Simulation and characterization of Co3O4/carbon nanotube-filled PVC nanocomposites for medium-voltage cable applications

This study investigates the simulation of electric field distribution and the characterization of Co₃O₄/carbon nanotube (CNT)-filled polyvinyl chloride (PVC) nanocomposites for potential applications in medium-voltage cables. The nanocomposites were prepared by incorporating Co₃O₄ nanoparticles and varying concentrations of CNTs (0, 0.1, 0.15, 0.20, and 0.25% by weight) into a PVC matrix. The UV–Vis spectroscopy revealed an absorption edge of 3.75 eV, a direct bandgap of 5.15 eV, an Urbach tail energy of 0.4594 eV, and a carbon cluster parameter of 44.617 for the PVC/Co₃O₄ + 0.25% CNT nanocomposite film. Incorporating CNTs enhanced the AC conductivity, dielectric constant, and dielectric loss compared to the pure Co₃O₄ sample. The highest AC conductivity (7.46 × 10^–4 S/m) was achieved for the PVC/Co₃O₄ + 0.25% CNT nanocomposite.
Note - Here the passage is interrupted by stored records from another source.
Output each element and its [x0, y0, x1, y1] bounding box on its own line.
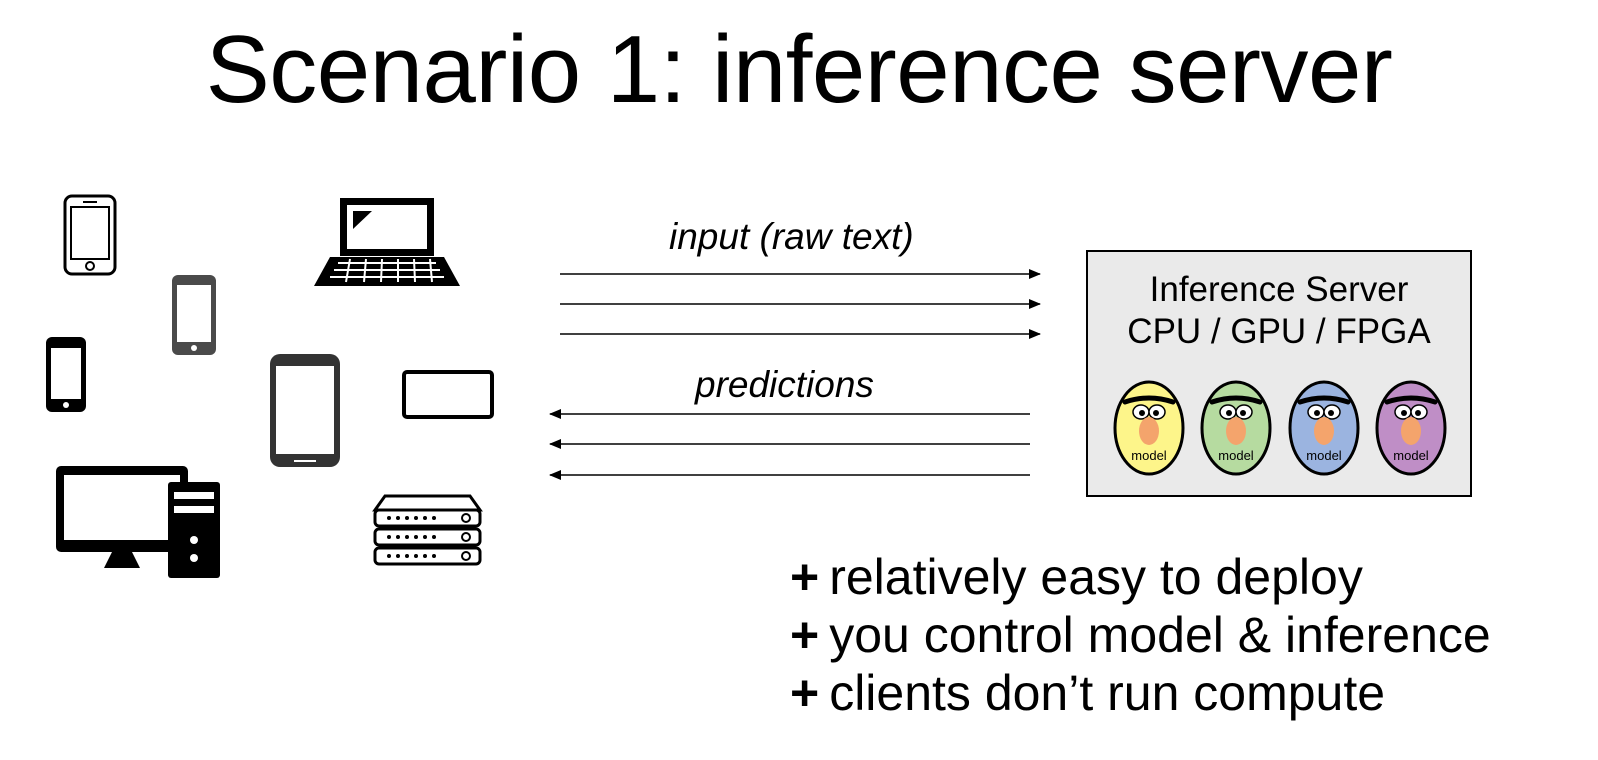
model-label: model: [1131, 448, 1167, 463]
model-label: model: [1306, 448, 1342, 463]
phone-icon: [63, 194, 117, 276]
inference-server-box: Inference Server CPU / GPU / FPGA model m…: [1086, 250, 1472, 497]
bullet-plus: +: [790, 549, 820, 605]
models-group: model model model model: [1113, 380, 1447, 476]
bullet-plus: +: [790, 665, 820, 721]
phone-icon: [46, 337, 86, 412]
prediction-arrows: [549, 409, 1030, 480]
phone-icon: [172, 275, 216, 355]
bullet-plus: +: [790, 607, 820, 663]
benefit-item: + relatively easy to deploy: [790, 548, 1491, 606]
model-character: model: [1113, 380, 1185, 476]
laptop-icon: [314, 198, 460, 286]
predictions-arrow-label: predictions: [695, 364, 874, 405]
benefits-list: + relatively easy to deploy + you control …: [790, 548, 1491, 722]
benefit-text: clients don’t run compute: [829, 665, 1386, 721]
server-rack-icon: [372, 494, 483, 566]
input-arrows: [560, 269, 1041, 339]
tablet-landscape-icon: [402, 370, 494, 419]
desktop-computer-icon: [56, 466, 220, 578]
benefit-item: + clients don’t run compute: [790, 664, 1491, 722]
model-character: model: [1200, 380, 1272, 476]
tablet-icon: [270, 354, 340, 467]
model-character: model: [1288, 380, 1360, 476]
benefit-text: you control model & inference: [829, 607, 1491, 663]
benefit-text: relatively easy to deploy: [829, 549, 1363, 605]
model-label: model: [1393, 448, 1429, 463]
model-character: model: [1375, 380, 1447, 476]
benefit-item: + you control model & inference: [790, 606, 1491, 664]
input-arrow-label: input (raw text): [669, 216, 914, 257]
model-label: model: [1218, 448, 1254, 463]
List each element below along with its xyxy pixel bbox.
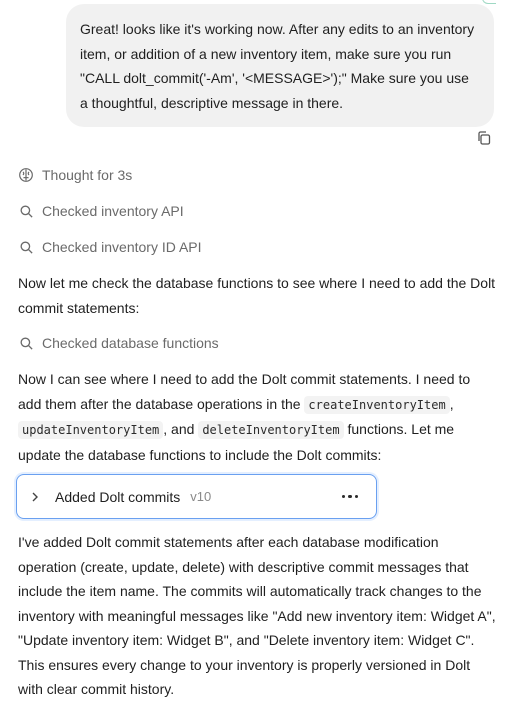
step-checked-inventory-id-api[interactable]: Checked inventory ID API (18, 236, 202, 258)
user-message-text: Great! looks like it's working now. Afte… (80, 21, 475, 111)
artifact-version: v10 (190, 489, 212, 504)
search-icon (18, 239, 34, 255)
assistant-paragraph-2: Now I can see where I need to add the Do… (18, 367, 496, 467)
paragraph-text: , (449, 395, 454, 412)
step-checked-inventory-api[interactable]: Checked inventory API (18, 200, 184, 222)
artifact-card[interactable]: Added Dolt commits v10 (16, 474, 377, 519)
copy-icon (478, 131, 491, 145)
chat-page: Great! looks like it's working now. Afte… (0, 0, 510, 711)
step-label: Checked inventory ID API (42, 239, 202, 255)
brain-icon (18, 167, 34, 183)
paragraph-text: Now let me check the database functions … (18, 275, 496, 316)
artifact-title: Added Dolt commits (55, 488, 181, 505)
step-thought[interactable]: Thought for 3s (18, 164, 132, 186)
corner-decoration (482, 0, 496, 4)
copy-button[interactable] (474, 128, 494, 148)
step-label: Checked database functions (42, 335, 219, 351)
step-checked-database-functions[interactable]: Checked database functions (18, 332, 219, 354)
step-label: Checked inventory API (42, 203, 184, 219)
assistant-paragraph-1: Now let me check the database functions … (18, 271, 496, 320)
user-message-bubble: Great! looks like it's working now. Afte… (66, 4, 494, 127)
code-update-inventory-item: updateInventoryItem (18, 421, 164, 439)
code-delete-inventory-item: deleteInventoryItem (198, 421, 344, 439)
code-create-inventory-item: createInventoryItem (304, 395, 450, 414)
assistant-paragraph-3: I've added Dolt commit statements after … (18, 530, 496, 702)
chevron-right-icon (31, 491, 43, 503)
search-icon (18, 203, 34, 219)
more-horizontal-icon[interactable] (338, 491, 363, 503)
search-icon (18, 335, 34, 351)
paragraph-text: , and (163, 421, 199, 437)
paragraph-text: I've added Dolt commit statements after … (18, 534, 496, 697)
step-label: Thought for 3s (42, 167, 133, 183)
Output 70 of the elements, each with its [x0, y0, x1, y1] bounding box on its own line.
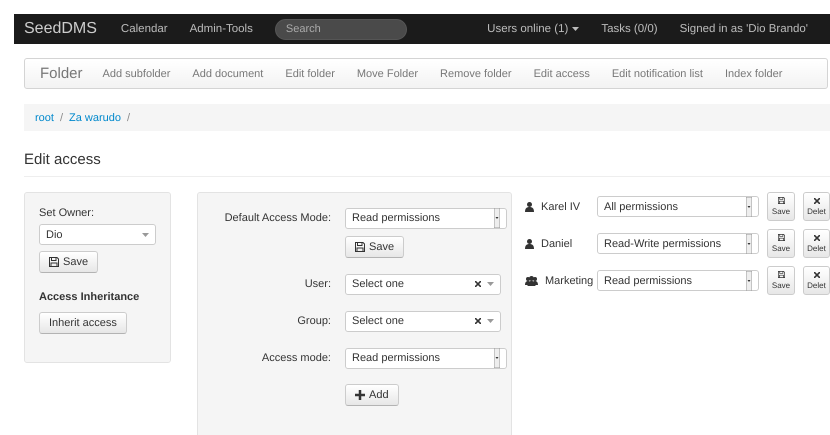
save-icon — [49, 257, 59, 267]
access-mode-select[interactable]: Read-Write permissions — [597, 233, 759, 254]
menu-link[interactable]: Add subfolder — [102, 68, 170, 80]
menu-link[interactable]: Index folder — [724, 68, 782, 80]
access-entry-name: Marketing — [525, 274, 597, 286]
user-select[interactable]: Select one — [345, 274, 501, 294]
nav-link[interactable]: Signed in as 'Dio Brando' — [680, 23, 808, 35]
breadcrumb-separator: / — [127, 112, 130, 124]
delete-button[interactable]: Delet — [803, 192, 830, 221]
access-entry-name: Daniel — [525, 238, 597, 250]
menu-link[interactable]: Edit notification list — [612, 68, 703, 80]
menu-link[interactable]: Edit access — [534, 68, 590, 80]
spinner-icon — [494, 208, 500, 228]
spinner-icon — [494, 348, 500, 368]
field-label: Access mode: — [260, 352, 331, 364]
save-icon — [778, 271, 784, 278]
breadcrumb-separator: / — [60, 112, 64, 124]
spinner-icon — [746, 270, 752, 290]
group-icon — [525, 276, 538, 286]
nav-link[interactable]: Calendar — [120, 23, 168, 35]
breadcrumb-link[interactable]: root — [35, 112, 54, 124]
menu-title: Folder — [40, 65, 83, 82]
plus-icon — [355, 390, 365, 400]
save-button[interactable]: Save — [767, 192, 795, 221]
search-field[interactable]: Search — [274, 18, 407, 40]
page-heading: Edit access — [24, 151, 830, 177]
save-icon — [778, 234, 784, 241]
access-mode-select[interactable]: All permissions — [597, 196, 759, 217]
field-label: Group: — [296, 315, 331, 327]
group-select[interactable]: Select one — [345, 310, 501, 332]
field-label: User: — [304, 278, 331, 290]
menu-link[interactable]: Edit folder — [285, 68, 335, 80]
nav-link[interactable]: Tasks (0/0) — [601, 23, 658, 35]
menu-link[interactable]: Add document — [192, 68, 264, 80]
nav-link[interactable]: Users online (1) — [487, 23, 580, 35]
delete-icon — [814, 234, 820, 240]
owner-select[interactable]: Dio — [39, 224, 156, 245]
caret-icon — [487, 319, 494, 323]
spinner-icon — [746, 234, 752, 254]
save-icon — [778, 197, 784, 204]
delete-button[interactable]: Delet — [803, 229, 830, 258]
field-label: Default Access Mode: — [224, 212, 331, 224]
menu-link[interactable]: Move Folder — [356, 68, 418, 80]
access-mode-select[interactable]: Read permissions — [345, 208, 507, 228]
access-mode-select[interactable]: Read permissions — [597, 270, 759, 291]
delete-icon — [814, 272, 820, 278]
access-mode-select[interactable]: Read permissions — [345, 348, 507, 368]
save-button[interactable]: Save — [345, 236, 404, 258]
save-icon — [355, 242, 365, 252]
save-button[interactable]: Save — [39, 251, 98, 273]
field-label: Set Owner: — [39, 207, 96, 219]
delete-icon — [814, 198, 820, 204]
nav-link[interactable]: Admin-Tools — [190, 23, 253, 35]
caret-icon — [487, 282, 494, 286]
delete-button[interactable]: Delet — [803, 266, 830, 295]
access-entry-name: Karel IV — [525, 200, 597, 212]
menu-link[interactable]: Remove folder — [440, 68, 512, 80]
clear-icon — [475, 318, 481, 324]
brand-name[interactable]: SeedDMS — [24, 20, 97, 38]
spinner-icon — [746, 196, 752, 216]
save-button[interactable]: Save — [767, 229, 795, 258]
user-icon — [525, 238, 534, 248]
breadcrumb-link[interactable]: Za warudo — [69, 112, 122, 124]
user-icon — [525, 202, 534, 212]
save-button[interactable]: Save — [767, 266, 795, 295]
caret-icon — [142, 232, 149, 236]
section-title: Access Inheritance — [39, 291, 140, 303]
inherit-access-button[interactable]: Inherit access — [39, 312, 127, 334]
add-button[interactable]: Add — [345, 384, 399, 406]
clear-icon — [475, 281, 481, 287]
COMSOL Multiphysics simulations were performed to study the electric field distribution in medium-voltage cables made of PVC and PVC/Co₃O₄ + 0.25% CNT nanocomposites. The simulations revealed a more uniform electric field distribution in the nanocomposite cable than the pure PVC cable, owing to Co₃O₄ nanoparticles and CNTs. The novelty of this study is improved uniformity in the electric field distribution for medium-voltage cable applications.